Lambeth Council are banging on about their 1,000 new homes for the borough’s residents, but boasts are never all they seem.
For starters the target is woefully under-ambitious and it’s not as if it is being reached via all new developments. No, instead established communities like Cressingham Gardens in Tulse Hill face demolition despite being promised a refurbishment option – one that was taken away at the last minute by Lambeth, making their whole ‘consultation’ a sham.
With 461 of the 1000 new homes accounted for, it looks like a significant percentage (perhaps even 50%) are coming from the ‘estates regeneration programmes’ of which Cressingham Gardens is one, Knight’s Walk, Kennington another and Central Hill, Upper Norwood another. All are preparing for a fight, and all are suffering from Lambeth’s suspect assessment of repair cost over destruction and the borough’s poor management of repairs.
On the issue for repairs and the council’s excuses, this post on Cressingham Gardens Facebook page from former councillor Jeremy Clyne, is very revealing about the mismanagement that council tenants are now paying the price for: http://www.lambethunitedhousingco-op.org.uk/?page_id=1068
Meanwhile, the period of time that the new houses are being ‘rolled out’ over has been quoted as 2014-18, and then it was tweeted by Lambeth Labour the other day as a plan over three years. That’s the passing of time for you, it allows sleight-of-hand repackaging.
Finally what of the nature of these new ‘social homes’?

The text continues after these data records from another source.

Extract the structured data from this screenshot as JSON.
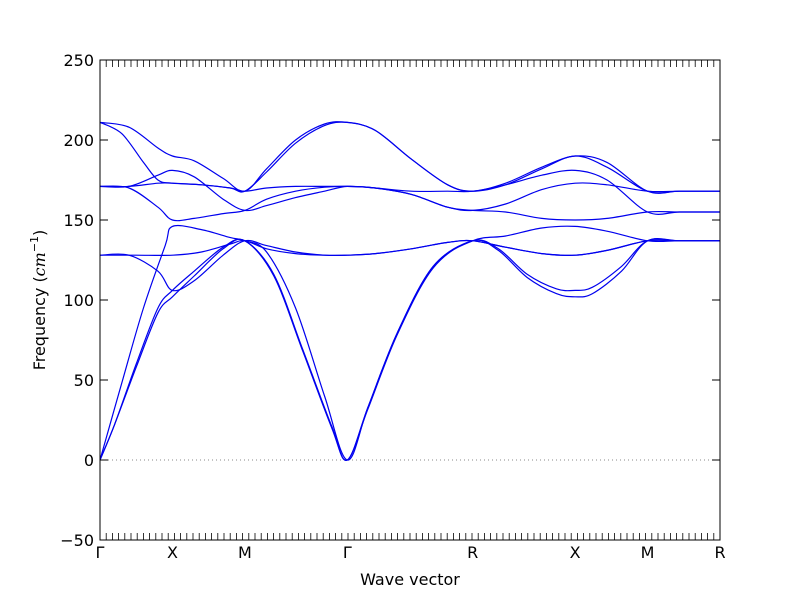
{
  "chart_data": {
    "type": "line",
    "title": "",
    "xlabel": "Wave vector",
    "ylabel_main": "Frequency (",
    "ylabel_unit": "cm",
    "ylabel_exp": "−1",
    "ylabel_close": ")",
    "ylim": [
      -50,
      250
    ],
    "yticks": [
      -50,
      0,
      50,
      100,
      150,
      200,
      250
    ],
    "x_points": [
      {
        "label": "Γ",
        "pos": 0
      },
      {
        "label": "X",
        "pos": 1
      },
      {
        "label": "M",
        "pos": 2
      },
      {
        "label": "Γ",
        "pos": 3.414
      },
      {
        "label": "R",
        "pos": 5.146
      },
      {
        "label": "X",
        "pos": 6.56
      },
      {
        "label": "M",
        "pos": 7.56
      },
      {
        "label": "R",
        "pos": 8.56
      }
    ],
    "xlim": [
      0,
      8.56
    ],
    "line_color": "#0000ee",
    "zero_line": {
      "y": 0,
      "style": "dotted",
      "color": "#888888"
    },
    "series": [
      {
        "values": [
          [
            0,
            0
          ],
          [
            0.2,
            22
          ],
          [
            0.5,
            58
          ],
          [
            0.8,
            92
          ],
          [
            1,
            102
          ],
          [
            1.3,
            115
          ],
          [
            1.7,
            132
          ],
          [
            2,
            137
          ],
          [
            2.4,
            115
          ],
          [
            2.8,
            68
          ],
          [
            3.2,
            20
          ],
          [
            3.414,
            0
          ],
          [
            3.7,
            32
          ],
          [
            4.1,
            78
          ],
          [
            4.6,
            120
          ],
          [
            5.146,
            137
          ],
          [
            5.5,
            131
          ],
          [
            5.9,
            114
          ],
          [
            6.3,
            104
          ],
          [
            6.56,
            102
          ],
          [
            6.8,
            104
          ],
          [
            7.2,
            118
          ],
          [
            7.56,
            137
          ],
          [
            8.0,
            137
          ],
          [
            8.56,
            137
          ]
        ]
      },
      {
        "values": [
          [
            0,
            0
          ],
          [
            0.2,
            22
          ],
          [
            0.5,
            60
          ],
          [
            0.8,
            95
          ],
          [
            1,
            106
          ],
          [
            1.3,
            118
          ],
          [
            1.7,
            133
          ],
          [
            2,
            137
          ],
          [
            2.4,
            116
          ],
          [
            2.8,
            69
          ],
          [
            3.2,
            21
          ],
          [
            3.414,
            0
          ],
          [
            3.7,
            33
          ],
          [
            4.1,
            79
          ],
          [
            4.6,
            121
          ],
          [
            5.146,
            137
          ],
          [
            5.5,
            132
          ],
          [
            5.9,
            116
          ],
          [
            6.3,
            107
          ],
          [
            6.56,
            106
          ],
          [
            6.8,
            108
          ],
          [
            7.2,
            121
          ],
          [
            7.56,
            137
          ],
          [
            8.0,
            137
          ],
          [
            8.56,
            137
          ]
        ]
      },
      {
        "values": [
          [
            0,
            0
          ],
          [
            0.3,
            48
          ],
          [
            0.6,
            95
          ],
          [
            0.9,
            134
          ],
          [
            1,
            146
          ],
          [
            1.4,
            144
          ],
          [
            1.8,
            139
          ],
          [
            2,
            137
          ],
          [
            2.3,
            130
          ],
          [
            2.7,
            95
          ],
          [
            3.1,
            40
          ],
          [
            3.414,
            0
          ],
          [
            3.7,
            33
          ],
          [
            4.1,
            79
          ],
          [
            4.6,
            121
          ],
          [
            5.146,
            137
          ],
          [
            5.6,
            140
          ],
          [
            6.1,
            145
          ],
          [
            6.56,
            146
          ],
          [
            7.0,
            143
          ],
          [
            7.56,
            137
          ],
          [
            8.0,
            137
          ],
          [
            8.56,
            137
          ]
        ]
      },
      {
        "values": [
          [
            0,
            128
          ],
          [
            0.4,
            128
          ],
          [
            0.8,
            118
          ],
          [
            1,
            106
          ],
          [
            1.3,
            112
          ],
          [
            1.7,
            128
          ],
          [
            2,
            137
          ],
          [
            2.3,
            134
          ],
          [
            2.7,
            130
          ],
          [
            3.1,
            128
          ],
          [
            3.414,
            128
          ],
          [
            3.8,
            129
          ],
          [
            4.3,
            132
          ],
          [
            4.8,
            136
          ],
          [
            5.146,
            137
          ],
          [
            5.6,
            133
          ],
          [
            6.1,
            129
          ],
          [
            6.56,
            128
          ],
          [
            7.0,
            131
          ],
          [
            7.56,
            137
          ],
          [
            8.0,
            137
          ],
          [
            8.56,
            137
          ]
        ]
      },
      {
        "values": [
          [
            0,
            128
          ],
          [
            0.5,
            128
          ],
          [
            1,
            128
          ],
          [
            1.4,
            130
          ],
          [
            1.8,
            135
          ],
          [
            2,
            137
          ],
          [
            2.3,
            132
          ],
          [
            2.7,
            129
          ],
          [
            3.1,
            128
          ],
          [
            3.414,
            128
          ],
          [
            3.8,
            129
          ],
          [
            4.3,
            132
          ],
          [
            4.8,
            136
          ],
          [
            5.146,
            137
          ],
          [
            5.6,
            133
          ],
          [
            6.1,
            129
          ],
          [
            6.56,
            128
          ],
          [
            7.0,
            131
          ],
          [
            7.56,
            137
          ],
          [
            8.0,
            137
          ],
          [
            8.56,
            137
          ]
        ]
      },
      {
        "values": [
          [
            0,
            171
          ],
          [
            0.4,
            170
          ],
          [
            0.8,
            158
          ],
          [
            1,
            150
          ],
          [
            1.3,
            151
          ],
          [
            1.7,
            154
          ],
          [
            2,
            156
          ],
          [
            2.3,
            163
          ],
          [
            2.7,
            168
          ],
          [
            3.1,
            170.5
          ],
          [
            3.414,
            171
          ],
          [
            3.8,
            170
          ],
          [
            4.3,
            166
          ],
          [
            4.8,
            158
          ],
          [
            5.146,
            156
          ],
          [
            5.6,
            155
          ],
          [
            6.1,
            151
          ],
          [
            6.56,
            150
          ],
          [
            7.0,
            151
          ],
          [
            7.56,
            155
          ],
          [
            8.0,
            155
          ],
          [
            8.56,
            155
          ]
        ]
      },
      {
        "values": [
          [
            0,
            171
          ],
          [
            0.4,
            171
          ],
          [
            0.8,
            173
          ],
          [
            1,
            173
          ],
          [
            1.4,
            172
          ],
          [
            1.8,
            170
          ],
          [
            2,
            168
          ],
          [
            2.3,
            170
          ],
          [
            2.7,
            171
          ],
          [
            3.1,
            171
          ],
          [
            3.414,
            171
          ],
          [
            3.8,
            170
          ],
          [
            4.3,
            166
          ],
          [
            4.8,
            158
          ],
          [
            5.146,
            156
          ],
          [
            5.6,
            160
          ],
          [
            6.1,
            169
          ],
          [
            6.56,
            173
          ],
          [
            7.0,
            172
          ],
          [
            7.56,
            168
          ],
          [
            8.0,
            168
          ],
          [
            8.56,
            168
          ]
        ]
      },
      {
        "values": [
          [
            0,
            171
          ],
          [
            0.4,
            171
          ],
          [
            0.8,
            178
          ],
          [
            1,
            181
          ],
          [
            1.3,
            177
          ],
          [
            1.7,
            163
          ],
          [
            2,
            156
          ],
          [
            2.3,
            159
          ],
          [
            2.7,
            164
          ],
          [
            3.1,
            168
          ],
          [
            3.414,
            171
          ],
          [
            3.8,
            170
          ],
          [
            4.3,
            168
          ],
          [
            4.8,
            168
          ],
          [
            5.146,
            168
          ],
          [
            5.6,
            172
          ],
          [
            6.1,
            178
          ],
          [
            6.56,
            181
          ],
          [
            7.0,
            175
          ],
          [
            7.56,
            155
          ],
          [
            8.0,
            155
          ],
          [
            8.56,
            155
          ]
        ]
      },
      {
        "values": [
          [
            0,
            211
          ],
          [
            0.3,
            204
          ],
          [
            0.6,
            186
          ],
          [
            0.8,
            175
          ],
          [
            1,
            173
          ],
          [
            1.4,
            172
          ],
          [
            1.8,
            170
          ],
          [
            2,
            168
          ],
          [
            2.3,
            180
          ],
          [
            2.7,
            198
          ],
          [
            3.1,
            209
          ],
          [
            3.414,
            211
          ],
          [
            3.8,
            206
          ],
          [
            4.3,
            188
          ],
          [
            4.8,
            172
          ],
          [
            5.146,
            168
          ],
          [
            5.6,
            172
          ],
          [
            6.1,
            182
          ],
          [
            6.56,
            190
          ],
          [
            7.0,
            183
          ],
          [
            7.56,
            168
          ],
          [
            8.0,
            168
          ],
          [
            8.56,
            168
          ]
        ]
      },
      {
        "values": [
          [
            0,
            211
          ],
          [
            0.4,
            208
          ],
          [
            0.8,
            195
          ],
          [
            1,
            190
          ],
          [
            1.3,
            187
          ],
          [
            1.7,
            176
          ],
          [
            2,
            168
          ],
          [
            2.3,
            182
          ],
          [
            2.7,
            200
          ],
          [
            3.1,
            210
          ],
          [
            3.414,
            211
          ],
          [
            3.8,
            206
          ],
          [
            4.3,
            188
          ],
          [
            4.8,
            172
          ],
          [
            5.146,
            168
          ],
          [
            5.6,
            173
          ],
          [
            6.1,
            183
          ],
          [
            6.56,
            190
          ],
          [
            7.0,
            186
          ],
          [
            7.56,
            168
          ],
          [
            8.0,
            168
          ],
          [
            8.56,
            168
          ]
        ]
      }
    ]
  }
}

Well, these are homes at ‘social target rent’ which, the council say is the term “coined when the Government applied a rent increase formula to Council social rents to bring them up to the same level as housing association rents.”
We all know that housing association rents are high, so ‘social target rents’ is a much more fluid terminology than social rent. It’s another buck that will be passed on to central government, but that’s unlikely to temper the council’s boasts. Lambeth are still quite happy to fall into line and use government terminology to boast about their own record. One key example of this is Lambeth chuntering on about how many more ‘affordable’ homes they have provided one minute and then, the next minute, they take up the battle cry about how inadequate ‘affordable’ rent is.

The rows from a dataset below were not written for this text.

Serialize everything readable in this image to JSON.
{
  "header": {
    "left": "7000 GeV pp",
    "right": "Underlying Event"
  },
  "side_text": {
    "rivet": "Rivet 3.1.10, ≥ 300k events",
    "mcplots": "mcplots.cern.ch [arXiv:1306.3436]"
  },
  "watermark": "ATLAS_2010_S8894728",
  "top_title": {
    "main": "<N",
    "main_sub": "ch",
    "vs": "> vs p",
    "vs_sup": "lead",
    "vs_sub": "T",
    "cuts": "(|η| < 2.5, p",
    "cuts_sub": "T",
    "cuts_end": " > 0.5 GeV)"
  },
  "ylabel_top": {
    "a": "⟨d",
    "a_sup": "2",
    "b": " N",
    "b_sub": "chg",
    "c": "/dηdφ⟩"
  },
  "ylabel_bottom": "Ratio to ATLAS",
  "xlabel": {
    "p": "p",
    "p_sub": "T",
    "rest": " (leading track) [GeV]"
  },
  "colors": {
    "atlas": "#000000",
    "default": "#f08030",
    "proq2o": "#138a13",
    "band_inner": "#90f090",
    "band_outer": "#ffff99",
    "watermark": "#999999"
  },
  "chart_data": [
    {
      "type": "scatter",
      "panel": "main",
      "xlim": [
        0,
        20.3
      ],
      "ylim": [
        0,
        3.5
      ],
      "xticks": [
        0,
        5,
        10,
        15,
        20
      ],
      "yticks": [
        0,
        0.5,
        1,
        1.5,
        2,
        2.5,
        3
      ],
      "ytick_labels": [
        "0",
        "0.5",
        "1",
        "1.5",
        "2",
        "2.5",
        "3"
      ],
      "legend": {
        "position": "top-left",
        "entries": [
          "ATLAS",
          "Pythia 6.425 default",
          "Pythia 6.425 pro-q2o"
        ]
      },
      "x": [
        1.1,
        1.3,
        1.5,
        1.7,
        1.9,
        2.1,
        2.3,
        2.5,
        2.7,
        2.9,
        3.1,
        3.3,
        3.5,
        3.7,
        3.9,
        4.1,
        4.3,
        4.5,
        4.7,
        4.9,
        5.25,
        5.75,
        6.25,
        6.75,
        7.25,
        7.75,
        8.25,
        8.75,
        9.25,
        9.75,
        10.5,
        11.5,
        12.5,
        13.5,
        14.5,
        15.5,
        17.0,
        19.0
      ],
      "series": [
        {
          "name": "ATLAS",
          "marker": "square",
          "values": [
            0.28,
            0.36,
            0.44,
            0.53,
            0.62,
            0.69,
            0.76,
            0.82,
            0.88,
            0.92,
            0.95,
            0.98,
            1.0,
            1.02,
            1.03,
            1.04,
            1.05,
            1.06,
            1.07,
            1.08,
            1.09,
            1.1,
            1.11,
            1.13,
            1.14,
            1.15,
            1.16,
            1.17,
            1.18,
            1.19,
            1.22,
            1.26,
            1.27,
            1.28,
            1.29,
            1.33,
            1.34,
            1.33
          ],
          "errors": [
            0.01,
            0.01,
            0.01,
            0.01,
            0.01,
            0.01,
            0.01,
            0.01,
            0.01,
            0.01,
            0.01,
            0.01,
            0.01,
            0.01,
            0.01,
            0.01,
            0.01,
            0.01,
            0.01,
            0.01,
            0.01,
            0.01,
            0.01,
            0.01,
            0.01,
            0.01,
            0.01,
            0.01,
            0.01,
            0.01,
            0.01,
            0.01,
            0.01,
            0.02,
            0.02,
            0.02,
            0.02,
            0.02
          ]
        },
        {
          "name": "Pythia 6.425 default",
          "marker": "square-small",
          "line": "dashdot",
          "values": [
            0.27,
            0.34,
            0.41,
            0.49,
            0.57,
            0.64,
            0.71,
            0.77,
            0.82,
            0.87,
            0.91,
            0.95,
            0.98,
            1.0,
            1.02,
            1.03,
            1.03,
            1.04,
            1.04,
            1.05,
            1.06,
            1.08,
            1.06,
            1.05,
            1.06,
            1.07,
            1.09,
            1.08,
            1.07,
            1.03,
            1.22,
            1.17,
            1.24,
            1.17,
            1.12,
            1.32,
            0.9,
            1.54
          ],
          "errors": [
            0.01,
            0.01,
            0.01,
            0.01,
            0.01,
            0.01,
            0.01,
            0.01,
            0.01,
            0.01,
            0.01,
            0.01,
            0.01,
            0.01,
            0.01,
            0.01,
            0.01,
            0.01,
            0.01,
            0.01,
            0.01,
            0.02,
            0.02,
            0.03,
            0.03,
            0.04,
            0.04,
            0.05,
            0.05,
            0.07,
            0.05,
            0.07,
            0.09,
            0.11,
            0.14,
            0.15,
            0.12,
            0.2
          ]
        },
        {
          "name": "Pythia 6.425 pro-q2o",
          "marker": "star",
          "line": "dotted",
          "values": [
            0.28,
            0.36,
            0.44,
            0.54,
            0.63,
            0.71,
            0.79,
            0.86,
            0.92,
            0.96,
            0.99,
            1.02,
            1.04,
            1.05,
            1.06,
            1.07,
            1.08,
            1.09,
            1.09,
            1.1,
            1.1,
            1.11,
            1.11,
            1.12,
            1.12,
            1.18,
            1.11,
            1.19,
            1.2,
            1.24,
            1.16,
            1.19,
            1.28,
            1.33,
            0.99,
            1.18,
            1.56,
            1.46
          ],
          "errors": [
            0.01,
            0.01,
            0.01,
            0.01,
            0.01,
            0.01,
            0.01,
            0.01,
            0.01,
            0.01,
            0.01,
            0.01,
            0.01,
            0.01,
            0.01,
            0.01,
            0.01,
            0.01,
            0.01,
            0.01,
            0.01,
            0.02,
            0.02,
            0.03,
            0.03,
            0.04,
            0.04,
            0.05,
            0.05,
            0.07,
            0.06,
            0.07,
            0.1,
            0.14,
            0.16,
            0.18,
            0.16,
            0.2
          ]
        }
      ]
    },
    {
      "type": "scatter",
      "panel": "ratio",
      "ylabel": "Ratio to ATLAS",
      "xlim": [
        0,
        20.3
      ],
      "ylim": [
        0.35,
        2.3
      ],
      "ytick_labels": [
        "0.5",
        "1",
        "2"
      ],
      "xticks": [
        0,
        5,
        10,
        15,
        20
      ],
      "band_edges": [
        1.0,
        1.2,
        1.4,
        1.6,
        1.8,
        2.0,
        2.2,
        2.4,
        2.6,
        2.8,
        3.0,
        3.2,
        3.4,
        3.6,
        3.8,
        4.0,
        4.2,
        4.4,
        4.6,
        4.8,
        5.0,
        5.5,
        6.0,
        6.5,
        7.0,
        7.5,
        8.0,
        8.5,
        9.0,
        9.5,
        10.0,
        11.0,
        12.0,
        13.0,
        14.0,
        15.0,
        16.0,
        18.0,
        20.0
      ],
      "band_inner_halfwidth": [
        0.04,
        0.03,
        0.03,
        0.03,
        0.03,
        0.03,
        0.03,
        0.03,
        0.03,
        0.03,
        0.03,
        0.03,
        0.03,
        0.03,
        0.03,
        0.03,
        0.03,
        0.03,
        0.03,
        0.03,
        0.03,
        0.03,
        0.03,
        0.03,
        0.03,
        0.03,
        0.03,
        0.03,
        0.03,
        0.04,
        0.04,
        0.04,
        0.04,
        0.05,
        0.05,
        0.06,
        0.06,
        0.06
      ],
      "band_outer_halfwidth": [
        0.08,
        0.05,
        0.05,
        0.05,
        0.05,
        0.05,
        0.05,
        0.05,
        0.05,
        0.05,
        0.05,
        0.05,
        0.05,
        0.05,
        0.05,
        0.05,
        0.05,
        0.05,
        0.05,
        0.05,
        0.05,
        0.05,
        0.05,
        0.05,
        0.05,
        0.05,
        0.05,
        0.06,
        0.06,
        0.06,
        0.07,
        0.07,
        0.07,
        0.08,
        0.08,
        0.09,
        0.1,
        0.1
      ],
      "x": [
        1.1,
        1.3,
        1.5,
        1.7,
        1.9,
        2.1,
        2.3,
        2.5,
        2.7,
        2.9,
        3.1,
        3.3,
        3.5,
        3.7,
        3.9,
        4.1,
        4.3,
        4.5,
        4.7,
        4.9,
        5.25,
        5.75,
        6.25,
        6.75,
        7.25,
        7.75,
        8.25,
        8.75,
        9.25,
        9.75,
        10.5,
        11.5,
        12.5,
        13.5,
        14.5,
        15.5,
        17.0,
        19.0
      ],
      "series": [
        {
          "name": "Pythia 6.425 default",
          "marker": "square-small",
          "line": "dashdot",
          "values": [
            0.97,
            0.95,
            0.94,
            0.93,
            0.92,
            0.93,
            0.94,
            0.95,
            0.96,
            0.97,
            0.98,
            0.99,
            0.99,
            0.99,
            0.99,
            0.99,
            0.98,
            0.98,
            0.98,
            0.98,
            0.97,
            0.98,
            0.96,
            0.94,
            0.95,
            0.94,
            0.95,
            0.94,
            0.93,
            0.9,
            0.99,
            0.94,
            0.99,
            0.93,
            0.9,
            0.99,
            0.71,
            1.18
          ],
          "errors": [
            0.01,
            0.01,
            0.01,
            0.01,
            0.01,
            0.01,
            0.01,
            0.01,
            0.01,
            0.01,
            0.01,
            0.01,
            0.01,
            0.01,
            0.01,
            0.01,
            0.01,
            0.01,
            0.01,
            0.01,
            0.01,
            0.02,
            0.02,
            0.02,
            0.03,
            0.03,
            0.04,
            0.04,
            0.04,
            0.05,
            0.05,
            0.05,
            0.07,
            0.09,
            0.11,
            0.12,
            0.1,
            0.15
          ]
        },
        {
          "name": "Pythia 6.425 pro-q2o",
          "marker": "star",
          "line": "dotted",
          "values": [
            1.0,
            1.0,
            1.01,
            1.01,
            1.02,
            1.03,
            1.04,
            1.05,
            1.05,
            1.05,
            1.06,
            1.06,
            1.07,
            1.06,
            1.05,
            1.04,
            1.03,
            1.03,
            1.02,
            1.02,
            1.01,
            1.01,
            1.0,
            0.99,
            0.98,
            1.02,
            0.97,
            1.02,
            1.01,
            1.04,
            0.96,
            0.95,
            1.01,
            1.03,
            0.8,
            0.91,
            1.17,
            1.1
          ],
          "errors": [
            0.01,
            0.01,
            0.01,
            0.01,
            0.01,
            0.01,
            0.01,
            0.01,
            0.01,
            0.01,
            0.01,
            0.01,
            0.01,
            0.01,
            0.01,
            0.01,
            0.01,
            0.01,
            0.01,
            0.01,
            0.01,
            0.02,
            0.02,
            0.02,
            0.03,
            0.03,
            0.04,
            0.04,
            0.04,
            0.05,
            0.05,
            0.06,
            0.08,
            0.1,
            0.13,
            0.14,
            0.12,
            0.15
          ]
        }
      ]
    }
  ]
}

Furthermore, let’s not forget the housing stock sold by Lambeth, providing further context for this figure of 1000 new homes. Aside from Right to Buy sales, the sale of ex ‘shortlife’ housing co-op homes meant the sale of 170 homes from 2011.
But that wasn’t the only knock-on effect on housing stock. Rehousing people who already had homes means at least the same number of homes taken up – but the figure will be higher because many of the households contained people who, because of their age, were rehoused separately rather than in one home with the requisite number of bedrooms. “We’ve got loads of one beds” said officers to us. Tell that to the 20 000+ folk on the waiting list, over half of whom need 1 beds.
We campaigned to make sure our members, forced from their homes, achieved the outcomes they wanted and were appropriate to their needs – but we did warn Lambeth about the effect on housing stock. Lambeth’s own councillors once said themselves that: “it would be senseless as well as expensive to evict people only to rehouse them again”. That statement went by the wayside as the same Labour councillors who said that then cheer-led the eviction of long-term residents.
So Lambeth’s boast about a thousand new homes is tainted – it’s tainted by the suffering of those people on estates whose cherished homes are threatened with demolition, tainted the sacrifice made by long-term housing co-op residents who were forced out (the monies raised have not been put back into housing), it’s tainted by lies and broken promises and it is tainted because it is a paltry response to the housing crisis.
Better than nothing? Is that how low the bar is now? Can Lambeth only achieve unambitious targets by screwing over long-term and established residents?